Bruxelles, 12/05/2003 (Agence Europe) - L'intérêt des projets d'accords d'entraide judiciaire et d'extradition entre l'Union européenne et les Etats-Unis "est surtout pratique", avec des "améliorations et simplifications" pour la coopération, jugeait un diplomate en marge du Conseil Justice et affaires intérieures, la semaine dernière. Le projet d'accord sur l'entraide judiciaire porte avant tout sur la manière dont l'entraide peut être accordée (transmission des demandes par fax, vidéotransmission, désignation d'autorités responsables pour accorder l'assistance directement, constitution d'équipes d'enquêtes communes). Il s'attache par ailleurs à un domaine particulier, la transmission d'informations bancaires. La Présidence espère que cet accord, comme celui relatif à l'extradition, pourra être approuvé par les Quinze au Conseil JAI des 5 et 6 mai. Cela dépend en grande partie de l'attitude de la France (EUROPE du 10 mai, p.11).
Selon le projet d'accord, "les demandes d'entraide judiciaire et les communications qui s'y rapportent peuvent être transmises par des moyens de communication rapides tels que la télécopie ou le courrier électronique, la confirmation formelle devant suivre si elle est demandée par l'Etat requis". L'accord devrait encourager la constitution d'équipes d'enquête communes, en préconisant des contacts directs entre les autorités compétentes désignées par les Etats. Le projet encourage également l'emploi de la vidéotransmission pour recueillir le témoignage d'une personne ou d'un expert.

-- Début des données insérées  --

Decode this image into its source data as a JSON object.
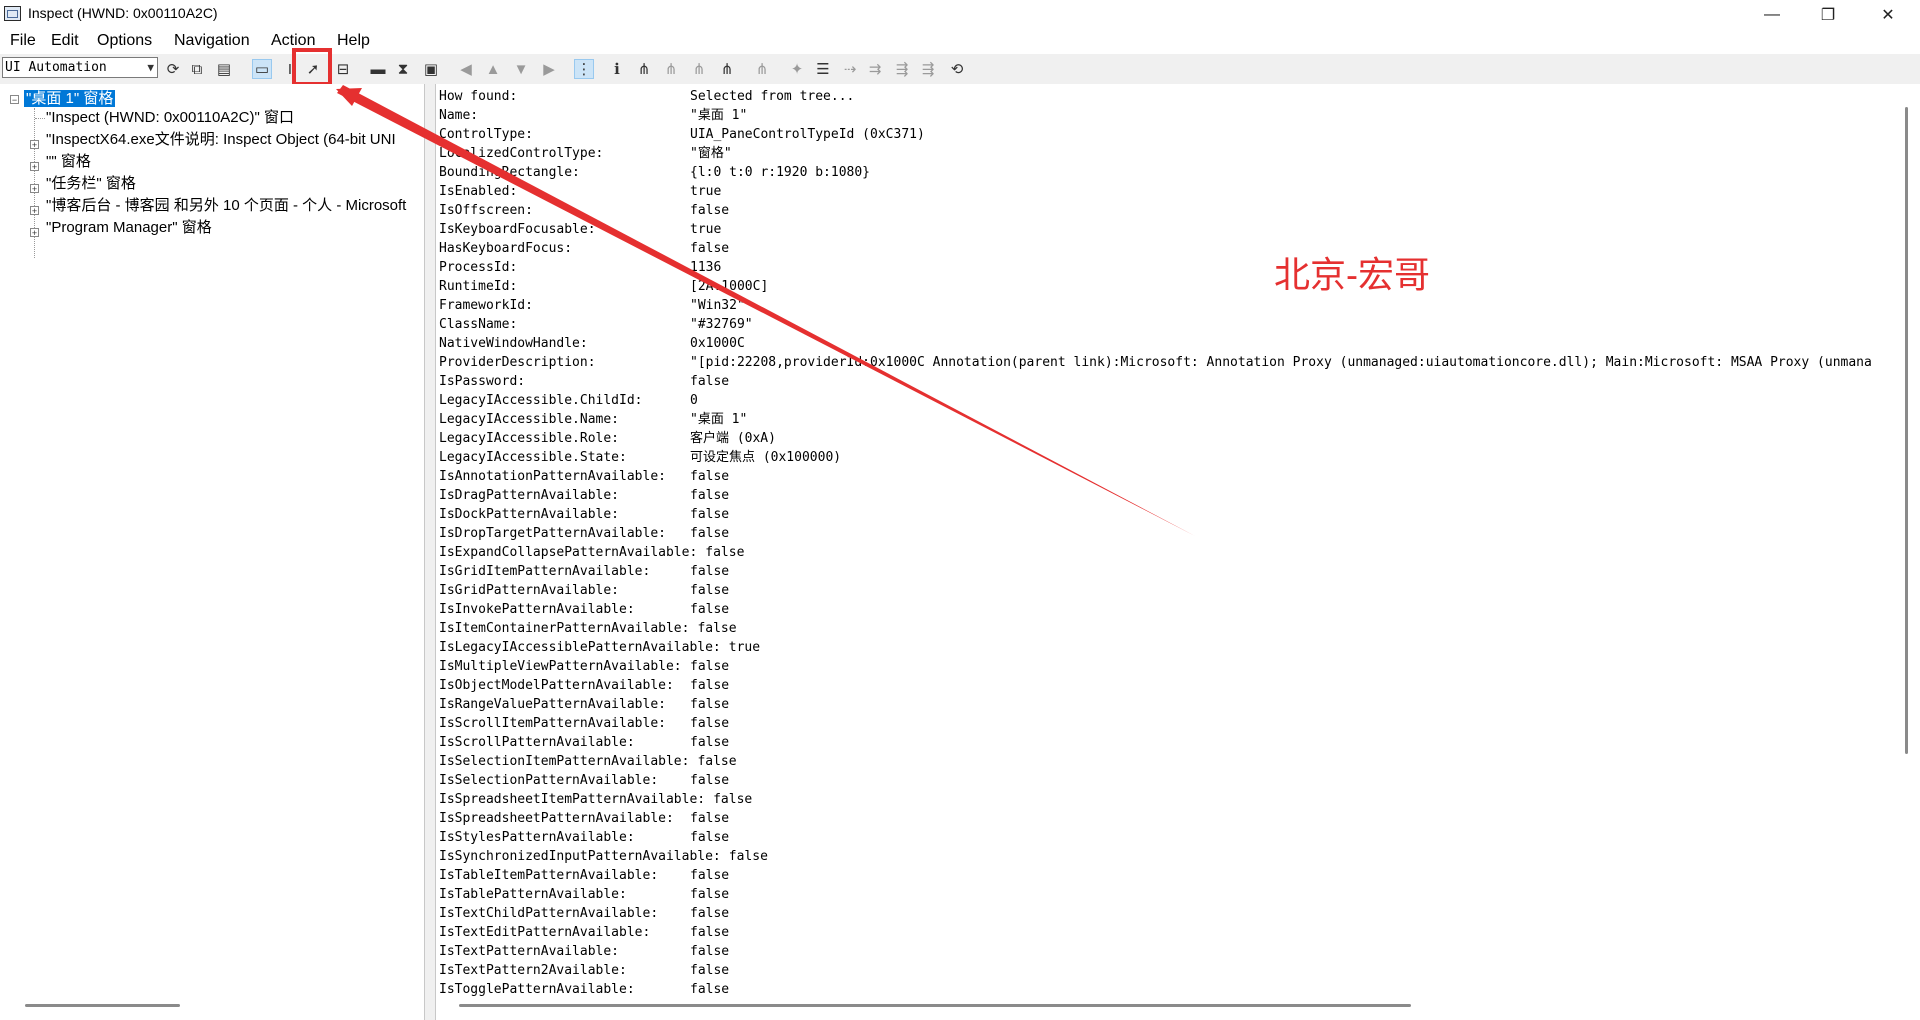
{
  "window": {
    "title": "Inspect  (HWND: 0x00110A2C)",
    "minimize_glyph": "—",
    "maximize_glyph": "❐",
    "close_glyph": "✕"
  },
  "menu": [
    "File",
    "Edit",
    "Options",
    "Navigation",
    "Action",
    "Help"
  ],
  "toolbar": {
    "mode_select": "UI Automation",
    "icons": [
      "refresh-icon",
      "copy-icon",
      "properties-icon",
      "rectangle-icon",
      "text-cursor-icon",
      "pointer-select-icon",
      "watch-tooltip-icon",
      "highlight-icon",
      "hourglass-icon",
      "caret-icon",
      "nav-back-icon",
      "nav-parent-icon",
      "nav-first-child-icon",
      "nav-next-icon",
      "tree-view-icon",
      "info-icon",
      "tree-parent-icon",
      "tree-child-icon",
      "tree-sibling-icon",
      "tree-last-icon",
      "tree-root-icon",
      "focus-tracking-icon",
      "mouse-tracking-icon",
      "caret-tracking-icon",
      "action-dot-icon",
      "action-expand-icon",
      "action-toggle-icon",
      "refresh-tree-icon"
    ]
  },
  "tree": {
    "root": "\"桌面 1\" 窗格",
    "children": [
      {
        "label": "\"Inspect  (HWND: 0x00110A2C)\" 窗口",
        "expandable": false
      },
      {
        "label": "\"InspectX64.exe文件说明: Inspect Object (64-bit UNI",
        "expandable": true
      },
      {
        "label": "\"\" 窗格",
        "expandable": true
      },
      {
        "label": "\"任务栏\" 窗格",
        "expandable": true
      },
      {
        "label": "\"博客后台 - 博客园 和另外 10 个页面 - 个人 - Microsoft",
        "expandable": true
      },
      {
        "label": "\"Program Manager\" 窗格",
        "expandable": true
      }
    ]
  },
  "properties": [
    {
      "name": "How found:",
      "value": "Selected from tree..."
    },
    {
      "name": "Name:",
      "value": "\"桌面 1\""
    },
    {
      "name": "ControlType:",
      "value": "UIA_PaneControlTypeId (0xC371)"
    },
    {
      "name": "LocalizedControlType:",
      "value": "\"窗格\""
    },
    {
      "name": "BoundingRectangle:",
      "value": "{l:0 t:0 r:1920 b:1080}"
    },
    {
      "name": "IsEnabled:",
      "value": "true"
    },
    {
      "name": "IsOffscreen:",
      "value": "false"
    },
    {
      "name": "IsKeyboardFocusable:",
      "value": "true"
    },
    {
      "name": "HasKeyboardFocus:",
      "value": "false"
    },
    {
      "name": "ProcessId:",
      "value": "1136"
    },
    {
      "name": "RuntimeId:",
      "value": "[2A.1000C]"
    },
    {
      "name": "FrameworkId:",
      "value": "\"Win32\""
    },
    {
      "name": "ClassName:",
      "value": "\"#32769\""
    },
    {
      "name": "NativeWindowHandle:",
      "value": "0x1000C"
    },
    {
      "name": "ProviderDescription:",
      "value": "\"[pid:22208,providerId:0x1000C Annotation(parent link):Microsoft: Annotation Proxy (unmanaged:uiautomationcore.dll); Main:Microsoft: MSAA Proxy (unmana"
    },
    {
      "name": "IsPassword:",
      "value": "false"
    },
    {
      "name": "LegacyIAccessible.ChildId:",
      "value": "0"
    },
    {
      "name": "LegacyIAccessible.Name:",
      "value": "\"桌面 1\""
    },
    {
      "name": "LegacyIAccessible.Role:",
      "value": "客户端 (0xA)"
    },
    {
      "name": "LegacyIAccessible.State:",
      "value": "可设定焦点 (0x100000)"
    },
    {
      "name": "IsAnnotationPatternAvailable:",
      "value": "false"
    },
    {
      "name": "IsDragPatternAvailable:",
      "value": "false"
    },
    {
      "name": "IsDockPatternAvailable:",
      "value": "false"
    },
    {
      "name": "IsDropTargetPatternAvailable:",
      "value": "false"
    },
    {
      "name": "IsExpandCollapsePatternAvailable:",
      "value": "false"
    },
    {
      "name": "IsGridItemPatternAvailable:",
      "value": "false"
    },
    {
      "name": "IsGridPatternAvailable:",
      "value": "false"
    },
    {
      "name": "IsInvokePatternAvailable:",
      "value": "false"
    },
    {
      "name": "IsItemContainerPatternAvailable:",
      "value": "false"
    },
    {
      "name": "IsLegacyIAccessiblePatternAvailable:",
      "value": "true"
    },
    {
      "name": "IsMultipleViewPatternAvailable:",
      "value": "false"
    },
    {
      "name": "IsObjectModelPatternAvailable:",
      "value": "false"
    },
    {
      "name": "IsRangeValuePatternAvailable:",
      "value": "false"
    },
    {
      "name": "IsScrollItemPatternAvailable:",
      "value": "false"
    },
    {
      "name": "IsScrollPatternAvailable:",
      "value": "false"
    },
    {
      "name": "IsSelectionItemPatternAvailable:",
      "value": "false"
    },
    {
      "name": "IsSelectionPatternAvailable:",
      "value": "false"
    },
    {
      "name": "IsSpreadsheetItemPatternAvailable:",
      "value": "false"
    },
    {
      "name": "IsSpreadsheetPatternAvailable:",
      "value": "false"
    },
    {
      "name": "IsStylesPatternAvailable:",
      "value": "false"
    },
    {
      "name": "IsSynchronizedInputPatternAvailable:",
      "value": "false"
    },
    {
      "name": "IsTableItemPatternAvailable:",
      "value": "false"
    },
    {
      "name": "IsTablePatternAvailable:",
      "value": "false"
    },
    {
      "name": "IsTextChildPatternAvailable:",
      "value": "false"
    },
    {
      "name": "IsTextEditPatternAvailable:",
      "value": "false"
    },
    {
      "name": "IsTextPatternAvailable:",
      "value": "false"
    },
    {
      "name": "IsTextPattern2Available:",
      "value": "false"
    },
    {
      "name": "IsTogglePatternAvailable:",
      "value": "false"
    }
  ],
  "annotation": {
    "watermark": "北京-宏哥",
    "color": "#e53030"
  }
}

Cet accord complétera les accords bilatéraux préexistants entre un Etat membre et les Etats-Unis. Cela signifie qu'un Etat peut toujours refuser d'accorder l'assistance judiciaire demandée en se basant sur les dispositions d'un accord bilatéral préexistant ou, s'il n'y en a pas, selon les principes de son droit interne. En matière de protection des données, l'Etat requis peut "imposer des conditions supplémentaires dans une affaire donnée, lorsqu'il ne pourrait pas, en l'absence de ces conditions, donner suite à la demande d'entraide", mais il ne peut pas imposer une restriction générale - mis à part la dérogation spéciale du Luxembourg. De manière générale, le projet d'accord stipule que l'assistance ne peut être refusée au titre du secret bancaire, mais plus loin, un article taillé sur mesure précise que si un accord bilatéral d'entraide déjà en vigueur au moment de la signature de l'accord UE-US "limite l'obligation de fournir une aide dans le cas de certaines infractions fiscales", l'Etat concerné peut demander à continuer à appliquer cette dérogation (un astérisque précise que "ce paragraphe n'est destiné à s'appliquer qu'au Luxembourg").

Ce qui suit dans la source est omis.